I landed at 3.15 in the morning at KLIA2, which in itself was unfamiliar as these early morning arrivals had always, in the past, been to KLIA on my trips back from Pakistan. Familiarity returned, though, with the passage through immigration, collecting the luggage (as always arriving commendably fast) and walking out of the terminal to remember that here you then have to walk through an entire mall before you get to leave. Of course I couldn’t rock up at my host’s at this time, so I found an open coffee shop, a chain of course but a local one, and lingered over some kaya toast and soft boiled eggs with coffee until around 6. Then I took a Grab to TTDI where my friend lives. It was pitch dark, since Malaysia is not only in the tropics where there is little variation in the length of the day, but it also uses the time zone of its eastern extremity in Borneo, so sunrise is about an hour later than it should be.
A change: there is now a systematic way to get ride-hail cars: a separate waiting area, clearly designated.
I reached TTDI, a nice part of town but not one I’d spent all that much time in, went up to my host’s condo and here I am. In the middle, I showered, breakfasted, we went to the nearby mall (such is life in KL) and I looked into Muji to see if they had luggage cubes which they didn’t, then a mediocre Italian lunch, and back. In the evening we all watched two parts of the Netflix documentary series on the disappearance of that Malaysian Airlines flight. When the GF and I first arrived in KL, there was a sense of trauma around those two hideous flights – we knew at least one person who’d had friends on both flights – and the Bersih protests kept failing, and the 1MDB stuff seemed impossible to disentangle, and the haze lay on Malaysia like a poisonous shroud. It was a feeling of a country feeling trapped and despairing, and now, nearly eight years later, it’s a different country, but still one full of sadness for what could have or should have been.
Anyway, the documentary was nonsensical and had as its chief witness (at least in these two parts) one of those amateur investigator bros who make me want to snap my teeth at them like a rabid wolf. I also felt a lot of sympathy for the government and airline – they undoubtedly mishandled it all very badly, but it was also a truly exceptional situation, and the officials they interviewed were wrecks.
It was good to meet my friend – one from Pakistan who moved here just after I left KL, and I was startled to realise she’d been here for nearly 5 years, twice as long as I lived here. I suppose KL was the last place that felt like home – Istanbul doesn’t and might never.

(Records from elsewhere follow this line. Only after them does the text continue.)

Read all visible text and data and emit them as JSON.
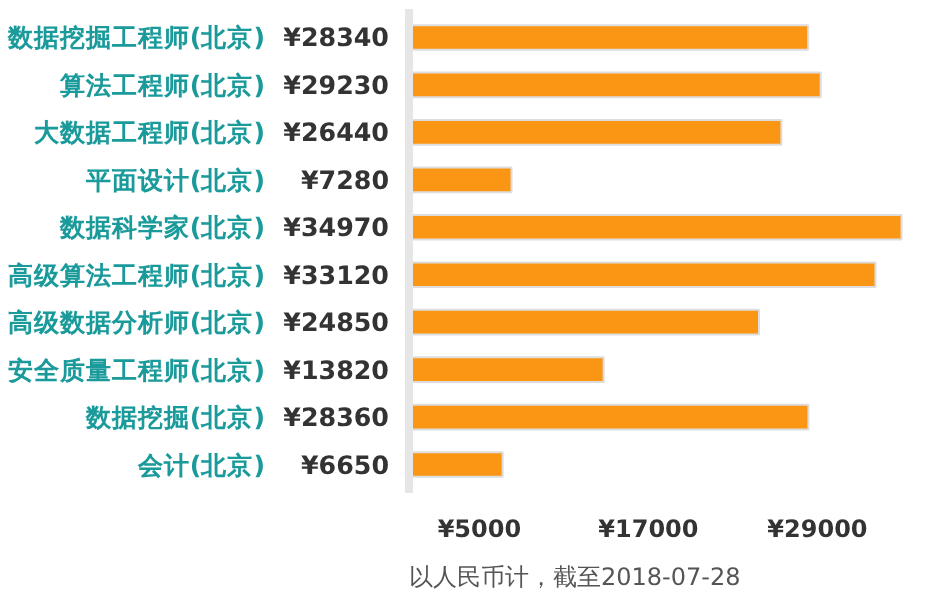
{
  "chart_data": {
    "type": "bar",
    "orientation": "horizontal",
    "categories": [
      "数据挖掘工程师(北京)",
      "算法工程师(北京)",
      "大数据工程师(北京)",
      "平面设计(北京)",
      "数据科学家(北京)",
      "高级算法工程师(北京)",
      "高级数据分析师(北京)",
      "安全质量工程师(北京)",
      "数据挖掘(北京)",
      "会计(北京)"
    ],
    "values": [
      28340,
      29230,
      26440,
      7280,
      34970,
      33120,
      24850,
      13820,
      28360,
      6650
    ],
    "value_labels": [
      "¥28340",
      "¥29230",
      "¥26440",
      "¥7280",
      "¥34970",
      "¥33120",
      "¥24850",
      "¥13820",
      "¥28360",
      "¥6650"
    ],
    "color": "#fb9614",
    "xlim": [
      0,
      35500
    ],
    "xticks": [
      {
        "value": 5000,
        "label": "¥5000"
      },
      {
        "value": 17000,
        "label": "¥17000"
      },
      {
        "value": 29000,
        "label": "¥29000"
      }
    ],
    "grid": false,
    "annotations": [
      "以人民币计，截至2018-07-28"
    ]
  }
}
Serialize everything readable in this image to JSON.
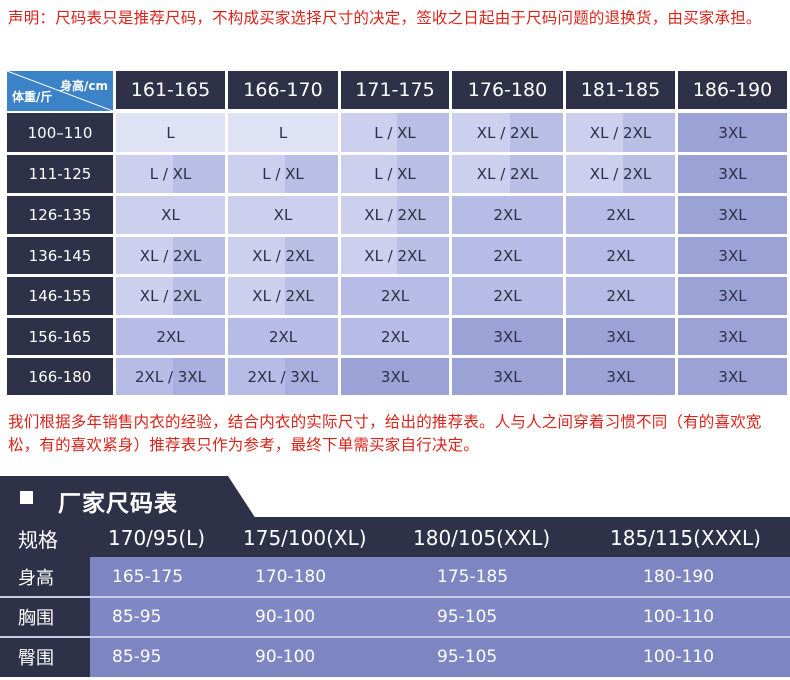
{
  "top_notice": "声明：尺码表只是推荐尺码，不构成买家选择尺寸的决定，签收之日起由于尺码问题的退换货，由买家承担。",
  "grid": {
    "corner_height_label": "身高/cm",
    "corner_weight_label": "体重/斤",
    "height_ranges": [
      "161-165",
      "166-170",
      "171-175",
      "176-180",
      "181-185",
      "186-190"
    ],
    "weight_ranges": [
      "100–110",
      "111-125",
      "126-135",
      "136-145",
      "146-155",
      "156-165",
      "166-180"
    ],
    "rows": [
      [
        "L",
        "L",
        "L / XL",
        "XL / 2XL",
        "XL / 2XL",
        "3XL"
      ],
      [
        "L / XL",
        "L / XL",
        "L / XL",
        "XL / 2XL",
        "XL / 2XL",
        "3XL"
      ],
      [
        "XL",
        "XL",
        "XL / 2XL",
        "2XL",
        "2XL",
        "3XL"
      ],
      [
        "XL / 2XL",
        "XL / 2XL",
        "XL / 2XL",
        "2XL",
        "2XL",
        "3XL"
      ],
      [
        "XL / 2XL",
        "XL / 2XL",
        "2XL",
        "2XL",
        "2XL",
        "3XL"
      ],
      [
        "2XL",
        "2XL",
        "2XL",
        "3XL",
        "3XL",
        "3XL"
      ],
      [
        "2XL / 3XL",
        "2XL / 3XL",
        "3XL",
        "3XL",
        "3XL",
        "3XL"
      ]
    ],
    "colors": {
      "header_bg": "#2e3148",
      "corner_bg": "#3c82c6",
      "L": "#dfe1f5",
      "XL": "#ccd0ee",
      "2XL": "#b6bce5",
      "3XL": "#9ba2d6"
    }
  },
  "mid_notice": "我们根据多年销售内衣的经验，结合内衣的实际尺寸，给出的推荐表。人与人之间穿着习惯不同（有的喜欢宽松，有的喜欢紧身）推荐表只作为参考，最终下单需买家自行决定。",
  "factory": {
    "title": "厂家尺码表",
    "spec_label": "规格",
    "specs": [
      "170/95(L)",
      "175/100(XL)",
      "180/105(XXL)",
      "185/115(XXXL)"
    ],
    "rows": [
      {
        "label": "身高",
        "values": [
          "165-175",
          "170-180",
          "175-185",
          "180-190"
        ]
      },
      {
        "label": "胸围",
        "values": [
          "85-95",
          "90-100",
          "95-105",
          "100-110"
        ]
      },
      {
        "label": "臀围",
        "values": [
          "85-95",
          "90-100",
          "95-105",
          "100-110"
        ]
      }
    ],
    "colors": {
      "row_bg": "#7d85c2",
      "title_bar": "#2e3148"
    }
  }
}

I get this strange intensity of feeling when returning to a place I’ve lived before. As though the entire history of my experience of that place: the joys, the sadnesses and frustrations, all that I experienced, comes back in a bundle.
After the documentary I was very sleepy and fell asleep while working. I dreamt that the GF cried out sharply as there was a funnel web spider right before him, and I looked up to see another one before me. I wrenched out of sleep and finished my work, but I don’t know how it was as the dream, and the wrench of waking up, are still with me.